Earlier this month, the Supreme Court also rule in favor of Biden administration EPA rules that would cut methane gas emissions and mercury.
The challengers in this case said the EPA rules would be too costly for power plants and could force them to close, also saying the agency relied on “inadequately demonstrated technologies on unworkable timeframes, effectively squeezing plants into retirement.”
Morrisey referred to the 2022 U.S. Supreme Court ruling in West Virginia v. EPA.
“West Virginia v. EPA is clear that Congress placed real limits on what the EPA can do, and we will ensure those limits are upheld,” Morrisey said. “This green new deal agenda the Biden administration continues to force onto the people is setting up the plants to fail and therefore shutter, threatening the nation’s already stretched grid.”
The president and CEO of America's Power, which is part of the challenge, also expressed disappointment in the Supreme Court decision declining to stay.
“While we are disappointed that the Supreme Court declined to stay the EPA’s Carbon Rule, we are grateful that Justice Kavanaugh and Justice Gorsuch stated their belief that some of the challenges raised in our complaint have ‘a strong likelihood of success on the merits’" Michelle Bloodworth said. “We have long stated that the EPA’s Carbon Rule is an illegal overreach of the agency’s authority and would undermine the reliability of our nation’s electrical grid. By forcing the premature retirement of coal plants, the EPA would reduce needed sources of electricity at the same time electricity demand is exploding. Coal-based electricity is essential to ensuring the United States can develop and deploy artificial intelligence and not fall behind other nations like China.
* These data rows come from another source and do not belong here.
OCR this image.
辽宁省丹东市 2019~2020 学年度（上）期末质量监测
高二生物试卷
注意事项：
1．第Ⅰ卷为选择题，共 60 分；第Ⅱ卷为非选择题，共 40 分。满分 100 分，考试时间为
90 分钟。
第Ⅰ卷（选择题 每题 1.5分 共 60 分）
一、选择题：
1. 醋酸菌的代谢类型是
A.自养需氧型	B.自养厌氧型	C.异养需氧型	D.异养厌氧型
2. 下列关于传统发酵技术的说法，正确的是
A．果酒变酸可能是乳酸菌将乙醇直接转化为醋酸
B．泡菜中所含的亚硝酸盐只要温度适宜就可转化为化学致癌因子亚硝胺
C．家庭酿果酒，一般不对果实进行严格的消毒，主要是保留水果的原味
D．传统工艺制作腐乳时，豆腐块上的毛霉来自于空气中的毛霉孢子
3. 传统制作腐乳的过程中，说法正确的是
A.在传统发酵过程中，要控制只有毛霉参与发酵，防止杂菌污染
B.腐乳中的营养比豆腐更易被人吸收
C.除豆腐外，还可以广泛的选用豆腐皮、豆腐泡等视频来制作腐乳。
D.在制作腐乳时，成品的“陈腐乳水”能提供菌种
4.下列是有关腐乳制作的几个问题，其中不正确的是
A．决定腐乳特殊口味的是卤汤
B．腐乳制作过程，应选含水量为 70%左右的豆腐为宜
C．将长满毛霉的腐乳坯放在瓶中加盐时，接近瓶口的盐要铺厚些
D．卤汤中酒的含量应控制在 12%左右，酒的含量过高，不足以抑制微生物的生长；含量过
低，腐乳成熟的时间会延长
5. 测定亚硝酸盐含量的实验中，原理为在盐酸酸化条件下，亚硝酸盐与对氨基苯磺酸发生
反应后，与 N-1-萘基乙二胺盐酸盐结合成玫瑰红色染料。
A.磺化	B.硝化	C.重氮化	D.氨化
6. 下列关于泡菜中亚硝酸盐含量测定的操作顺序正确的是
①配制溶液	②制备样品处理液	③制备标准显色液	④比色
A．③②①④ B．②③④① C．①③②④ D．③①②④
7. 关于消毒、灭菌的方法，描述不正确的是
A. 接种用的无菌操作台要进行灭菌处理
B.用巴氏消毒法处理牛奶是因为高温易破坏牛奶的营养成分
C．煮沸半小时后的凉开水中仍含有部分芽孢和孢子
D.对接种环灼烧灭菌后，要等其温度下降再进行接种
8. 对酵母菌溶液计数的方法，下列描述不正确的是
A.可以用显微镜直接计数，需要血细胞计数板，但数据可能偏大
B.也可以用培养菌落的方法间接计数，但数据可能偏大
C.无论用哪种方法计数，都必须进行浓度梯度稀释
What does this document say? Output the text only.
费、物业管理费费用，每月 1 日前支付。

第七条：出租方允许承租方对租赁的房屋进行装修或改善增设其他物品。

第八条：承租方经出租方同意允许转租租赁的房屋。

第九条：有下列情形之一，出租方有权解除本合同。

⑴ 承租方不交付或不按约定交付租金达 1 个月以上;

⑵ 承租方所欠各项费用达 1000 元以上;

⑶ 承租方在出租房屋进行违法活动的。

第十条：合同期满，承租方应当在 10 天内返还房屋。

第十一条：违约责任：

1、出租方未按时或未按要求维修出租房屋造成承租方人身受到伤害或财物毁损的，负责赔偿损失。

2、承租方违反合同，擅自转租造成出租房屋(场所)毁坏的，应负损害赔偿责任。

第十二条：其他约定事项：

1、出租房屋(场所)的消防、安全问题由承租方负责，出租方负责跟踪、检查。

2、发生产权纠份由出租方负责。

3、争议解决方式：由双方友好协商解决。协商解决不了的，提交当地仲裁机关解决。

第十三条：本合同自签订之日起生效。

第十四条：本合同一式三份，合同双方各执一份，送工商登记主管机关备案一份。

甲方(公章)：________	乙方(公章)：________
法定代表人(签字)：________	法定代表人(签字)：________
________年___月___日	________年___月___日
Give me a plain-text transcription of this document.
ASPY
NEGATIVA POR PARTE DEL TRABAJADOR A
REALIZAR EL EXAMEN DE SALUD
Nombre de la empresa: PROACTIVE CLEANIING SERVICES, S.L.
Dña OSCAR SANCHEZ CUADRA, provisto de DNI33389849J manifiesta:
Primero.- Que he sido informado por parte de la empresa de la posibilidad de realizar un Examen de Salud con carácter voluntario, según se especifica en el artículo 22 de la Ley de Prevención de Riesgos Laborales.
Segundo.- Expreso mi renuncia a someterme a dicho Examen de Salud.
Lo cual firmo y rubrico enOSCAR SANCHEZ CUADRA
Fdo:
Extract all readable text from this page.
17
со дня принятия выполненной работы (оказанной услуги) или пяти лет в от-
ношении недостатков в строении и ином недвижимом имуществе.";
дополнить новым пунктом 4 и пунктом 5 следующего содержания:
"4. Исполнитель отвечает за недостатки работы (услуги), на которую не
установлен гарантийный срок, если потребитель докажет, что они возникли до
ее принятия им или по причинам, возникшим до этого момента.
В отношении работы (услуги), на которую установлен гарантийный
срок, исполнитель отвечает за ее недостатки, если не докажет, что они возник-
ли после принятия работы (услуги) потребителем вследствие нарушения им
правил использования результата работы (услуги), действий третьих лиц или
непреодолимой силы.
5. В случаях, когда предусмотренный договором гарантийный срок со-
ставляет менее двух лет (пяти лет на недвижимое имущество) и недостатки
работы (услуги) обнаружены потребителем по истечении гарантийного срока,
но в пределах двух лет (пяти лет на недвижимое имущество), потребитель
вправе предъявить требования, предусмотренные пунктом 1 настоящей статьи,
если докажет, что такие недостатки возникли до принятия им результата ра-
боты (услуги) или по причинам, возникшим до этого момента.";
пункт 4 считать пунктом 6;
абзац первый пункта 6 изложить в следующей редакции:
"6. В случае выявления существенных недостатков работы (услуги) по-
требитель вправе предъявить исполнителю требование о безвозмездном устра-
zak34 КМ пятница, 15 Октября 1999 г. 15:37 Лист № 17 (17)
“America’s Power has joined the 27 states who are challenging this rule in having our arguments heard by the D.C. Circuit Court of Appeals. We believe the courts will ultimately determine that the EPA has once again gone too far and will strike down this rule based on the merits of our challenge.”
Alabama, Alaska, Arkansas, Florida, Georgia, Idaho, Iowa, Kentucky, Louisiana, Mississippi, Missouri, Montana, Nebraska, New Hampshire, North Dakota, Oklahoma, South Carolina, South Dakota, Tennessee, Texas, Utah, Virginia and Wyoming joined the West Virginia- and Indiana-led application to the Supreme Court.